La fin de l’été s’annonce sous des auspices incertains au plan politique et sous des formes dramatiques pour des centaines de milliers de citoyens qui ne savent pas comment faire face aux frais des rentrées scolaire et universitaire.
Depuis quelques années, de très nombreuses familles vivent la rentrée sociale dans la douleur. Les dépenses incompressibles qu’elle induit grèvent considérablement leur budget déjà fortement érodé par l’inflation. Il y a eu d’abord le couffin du Ramadhan, qui a coûté excessivement cher cette année, eu égard à la flambée inexpliquée des légumes, des viandes et autres ingrédients composant les mets incontournables de la table de ce mois sacré. Viennent ensuite les achats de l’Aïd, suivis par les dépenses liées à la reprise de l’école.

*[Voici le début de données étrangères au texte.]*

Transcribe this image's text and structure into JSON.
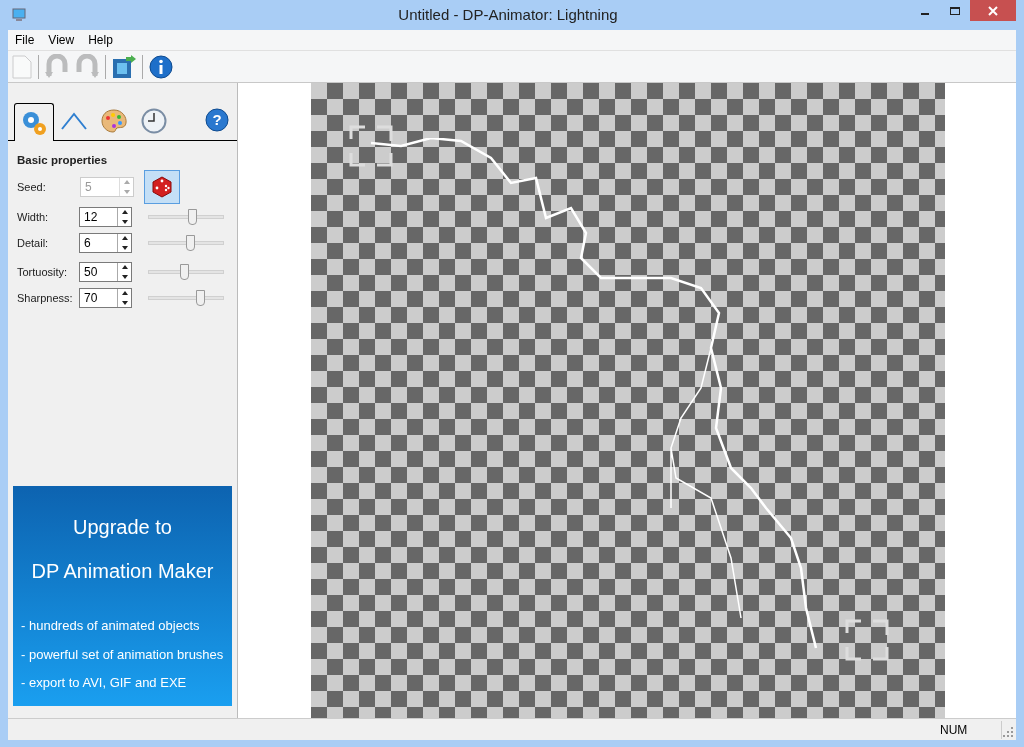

L’UGTA a établi, en 2011, qu’un foyer de six personnes a besoin d’un revenu mensuel de 37 000 DA pour faire face aux frais de fonctionnement du ménage, de l’alimentation, de l’habillement et divers, tout en rationnalisant au maximum les dépenses. En périodes exceptionnelles, comme le Ramadhan ou la rentrée des classes, il faudra multiplier ce chiffre au moins par deux.
Malgré la revalorisation du Salaire national minimum garanti, fixé actuellement à 18 000 DA, de celle des retraites (augmentation de 9% perçue au mois d’août avec effet rétroactif du mois de mai 2012) et de manière plus générale la hausse des salaires de pratiquement tous les travailleurs des secteurs publics notamment, le pouvoir d’achat demeure faible. Une situation qui place le pays aux abords du cratère d’un volcan endormi qui peut se mettre en irruption à tout moment.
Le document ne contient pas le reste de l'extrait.